La voix douce d'Ariana Grande résonne dans le hall de l'hôpital, calme à cette heure. C'est donc elle, l'idée batmanienne de Justin : Ariana Grande, la chanteuse mondialement connue, la diva de la musique pop. Avec sa tenue glamour : mini-jupe noire accompagnée d'une paire d'escarpins de la même couleur, crop top noir et blanc, serre-tête avec oreilles de chat posé sur ses cheveux attaché en une cuche haute, elle détonne autant dans ce cadre austère qu'une autruche dans une basse-cour. Plusieurs personnes l'accompagnent: Liz et Sarah, Mike et Fitzy, respectivement guitariste rythmique et bassiste de la tournée de Justin, plus une brochette de jeunes branchés de Portland que je reconnais vaguement. Ses longs cheveux qui descendent en cascade dans son dos la font ressembler à un soleil autour duquel tournent les planètes de ses admirateurs. Justin, qui se frotte le menton, un peu à l'écart, évoque plutôt la lune. Kim, elle, est bouche bée, comme si une horde de Martiens venait d'envahir le bâtiment. A moins que ce ne soit parce qu'elle idolâtre Ariana Grande. Ce que fait aussi Justin, d'ailleurs. Moi mise à part, c'est un des rares points communs de mon amie avec Justin.

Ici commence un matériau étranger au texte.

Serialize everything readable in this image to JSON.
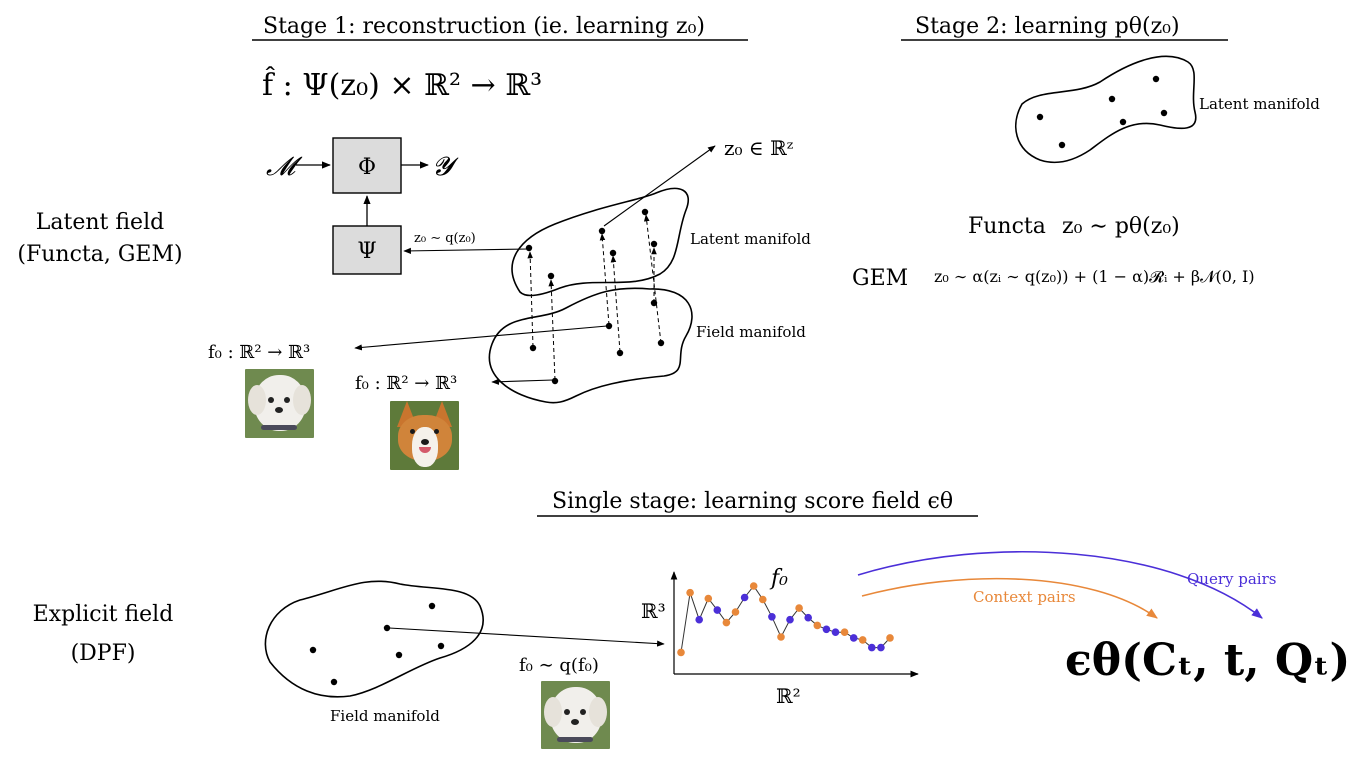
{
  "colors": {
    "context": "#E8883A",
    "query": "#4B2FD8",
    "box_fill": "#DCDCDC",
    "line": "#000000"
  },
  "stage1": {
    "title": "Stage 1:  reconstruction (ie.  learning z₀)",
    "equation": "f̂ : Ψ(z₀) × ℝ² → ℝ³",
    "input_symbol": "𝓜",
    "phi_label": "Φ",
    "output_symbol": "𝓨",
    "psi_label": "Ψ",
    "sample_label": "z₀ ∼ q(z₀)",
    "latent_space_label": "z₀ ∈ ℝᶻ",
    "latent_manifold_label": "Latent manifold",
    "field_manifold_label": "Field manifold",
    "field_fn_label_1": "f₀ : ℝ² → ℝ³",
    "field_fn_label_2": "f₀ : ℝ² → ℝ³"
  },
  "stage2": {
    "title": "Stage 2:  learning  pθ(z₀)",
    "manifold_label": "Latent manifold",
    "functa_prefix": "Functa",
    "functa_formula": "z₀ ∼ pθ(z₀)",
    "gem_prefix": "GEM",
    "gem_formula": "z₀ ∼ α(zᵢ ∼ q(z₀)) + (1 − α)𝓡ᵢ + β𝓝(0, I)"
  },
  "row_labels": {
    "latent_line1": "Latent field",
    "latent_line2": "(Functa, GEM)",
    "explicit_line1": "Explicit field",
    "explicit_line2": "(DPF)"
  },
  "single_stage": {
    "title": "Single stage:  learning score field ϵθ",
    "manifold_label": "Field manifold",
    "sample_label": "f₀ ∼ q(f₀)",
    "plot_fn_label": "f₀",
    "plot_y_label": "ℝ³",
    "plot_x_label": "ℝ²",
    "context_label": "Context pairs",
    "query_label": "Query pairs",
    "score_formula": "ϵθ(Cₜ, t, Qₜ)"
  },
  "signal_points": [
    {
      "value": 0.1,
      "role": "context"
    },
    {
      "value": 0.72,
      "role": "context"
    },
    {
      "value": 0.44,
      "role": "query"
    },
    {
      "value": 0.66,
      "role": "context"
    },
    {
      "value": 0.54,
      "role": "query"
    },
    {
      "value": 0.41,
      "role": "context"
    },
    {
      "value": 0.52,
      "role": "context"
    },
    {
      "value": 0.67,
      "role": "query"
    },
    {
      "value": 0.79,
      "role": "context"
    },
    {
      "value": 0.65,
      "role": "context"
    },
    {
      "value": 0.47,
      "role": "query"
    },
    {
      "value": 0.26,
      "role": "context"
    },
    {
      "value": 0.44,
      "role": "query"
    },
    {
      "value": 0.56,
      "role": "context"
    },
    {
      "value": 0.46,
      "role": "query"
    },
    {
      "value": 0.38,
      "role": "context"
    },
    {
      "value": 0.34,
      "role": "query"
    },
    {
      "value": 0.31,
      "role": "query"
    },
    {
      "value": 0.31,
      "role": "context"
    },
    {
      "value": 0.25,
      "role": "query"
    },
    {
      "value": 0.23,
      "role": "context"
    },
    {
      "value": 0.15,
      "role": "query"
    },
    {
      "value": 0.15,
      "role": "query"
    },
    {
      "value": 0.25,
      "role": "context"
    }
  ]
}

« Il n'y en a pas pour plus d'un quart d'heure », promet Justin.

Ariana se dirige vers lui à grandes enjambées. « Justin, mon coeur, tu tiens le coup ? » roucoule t-elle en l'étreignant comme s'ils se connaissaient depuis toujours. Pourtant, je sais pertinemment qu'ils se sont rencontrés aujourd'hui pour la première fois. Hier encore, Justin me disait que cette perspective le rendait nerveux. Et maintenant, voilà qu'elle se comporte comme s'il était son meilleur ami. C'est le milieu de la musique qui veut ça, sans doute. Je vois tous les autres regarder la scène d'un oeil envieux. Si ça se trouve, ils souhaiteraient presque avoir un proche hospitalisé dans un état grave pour pouvoir être consolés dans les bras de leur idole.

Je ne peux m'empêcher de me demander si en temps normal, je ne serais pas jalouse, moi aussi. D'un autre côté, en temps normal, Ariana Grande ne serait pas ici, dans le cadre d'une stratégie élaborée par Justin pour réussir à se rendre à mon chevet.

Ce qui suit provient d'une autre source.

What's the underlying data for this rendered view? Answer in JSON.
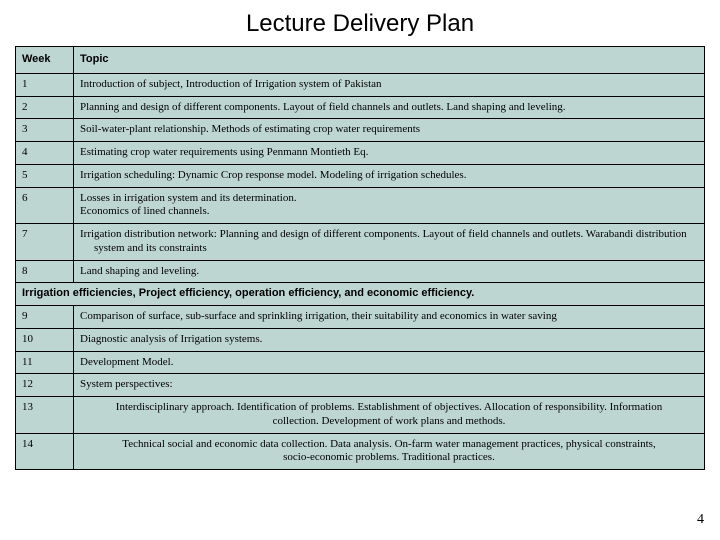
{
  "title": "Lecture Delivery Plan",
  "pageNumber": "4",
  "table": {
    "headerBg": "#bed6d2",
    "cellBg": "#bed6d2",
    "borderColor": "#000000",
    "columns": {
      "week": "Week",
      "topic": "Topic"
    },
    "rows": [
      {
        "week": "1",
        "topic": "Introduction of subject, Introduction of Irrigation system of Pakistan"
      },
      {
        "week": "2",
        "topic": "Planning and design of different components. Layout of field channels and outlets. Land shaping and leveling."
      },
      {
        "week": "3",
        "topic": "Soil-water-plant relationship. Methods of estimating crop water requirements"
      },
      {
        "week": "4",
        "topic": "Estimating crop water requirements using Penmann Montieth Eq."
      },
      {
        "week": "5",
        "topic": "Irrigation scheduling: Dynamic Crop response model. Modeling of irrigation schedules."
      },
      {
        "week": "6",
        "topic": "Losses in irrigation system and its determination.\nEconomics of lined channels."
      },
      {
        "week": "7",
        "topic": "Irrigation distribution network: Planning and design of different components. Layout of field channels and outlets. Warabandi distribution system and its constraints",
        "indent": true
      },
      {
        "week": "8",
        "topic": "Land shaping and leveling."
      },
      {
        "spanner": "Irrigation efficiencies, Project efficiency, operation efficiency, and economic efficiency."
      },
      {
        "week": "9",
        "topic": "Comparison of surface, sub-surface and sprinkling irrigation, their suitability and economics in water saving"
      },
      {
        "week": "10",
        "topic": "Diagnostic analysis of Irrigation systems."
      },
      {
        "week": "11",
        "topic": "Development Model."
      },
      {
        "week": "12",
        "topic": "System perspectives:"
      },
      {
        "week": "13",
        "topic": "Interdisciplinary approach. Identification of problems. Establishment of objectives. Allocation of responsibility. Information collection. Development of work plans and methods.",
        "center": true
      },
      {
        "week": "14",
        "topic": "Technical social and economic data collection. Data analysis. On-farm water management practices, physical constraints, socio-economic problems. Traditional practices.",
        "center": true
      }
    ]
  }
}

« Bon, les enfants, faut se bouger, déclare-t-elle. C'est quoi, ton plan, Justin ?

— En fait, mon plan, c'est toi, Ariana. Je me suis dit que tu pourrais monter aux soins intensifs et faire une impro.

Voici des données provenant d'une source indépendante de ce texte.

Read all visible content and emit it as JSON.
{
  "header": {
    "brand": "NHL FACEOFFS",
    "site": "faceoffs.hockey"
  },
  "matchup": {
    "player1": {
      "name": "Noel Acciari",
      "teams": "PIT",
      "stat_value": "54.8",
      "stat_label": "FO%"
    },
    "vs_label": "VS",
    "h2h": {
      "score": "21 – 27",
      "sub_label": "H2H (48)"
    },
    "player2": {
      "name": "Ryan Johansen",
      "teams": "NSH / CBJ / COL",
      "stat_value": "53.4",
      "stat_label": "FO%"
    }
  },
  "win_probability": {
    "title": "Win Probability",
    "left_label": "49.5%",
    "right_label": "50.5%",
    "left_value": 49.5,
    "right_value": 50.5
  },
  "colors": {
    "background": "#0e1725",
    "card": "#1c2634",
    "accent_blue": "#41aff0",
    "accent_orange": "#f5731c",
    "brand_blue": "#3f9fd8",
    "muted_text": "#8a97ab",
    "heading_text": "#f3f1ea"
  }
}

— Que ce que tu voudrais que je chante ?

— Pourquoi pas Girlfriend in a Coma, de The Smiths ? » lance une voix.

Ce rappel brutal à la réalité fait pâlir Justin tandis qu'Ariana, agacée, rejette cette malencontreuse idée d'un froncement de sourcils.

Kim s'éclaircit la gorge.

« Écoutez, on n'a aucun intérêt à se faire remarquer ici, dans le hall. Il faut monter aux soins intensifs et crier qu'Ariana Grande est là. Ça devrait suffire. Sinon, elle peut chanter. Tout ce qu'on veut, c'est jouer sur la curiosité et faire sortir une ou deux infirmières de l'unité. L'infirmière en chef va leur courir après et quand cette vieille ronchon nous verra tous dans le couloir, elle sera trop occupée à gérer la situation pour s'apercevoir que Justin s'est glissé à l'intérieur. »

Ariana détaille Kim des pieds à la tête. Kim, avec son pull informe et son pantalon noir froissé. Puis la diva de la pop sourit et prend ma meilleure amie par le bras.

« Ça tient la route. On fonce, les enfants. »

Je reste en arrière pendant qu'ils traversent le hall avec leurs lourdes chaussures et leurs voix tonitruantes qui apportent une animation soudaine au hall endormi. Cela me rappelle une émission de télé sur une maison de retraite où l'on avait introduit des chats et des chiens pour distraire les vieillards. Peut-être faudrait-il faire venir de temps en temps des musiciens dans les hôpitaux pour revigorer les patients.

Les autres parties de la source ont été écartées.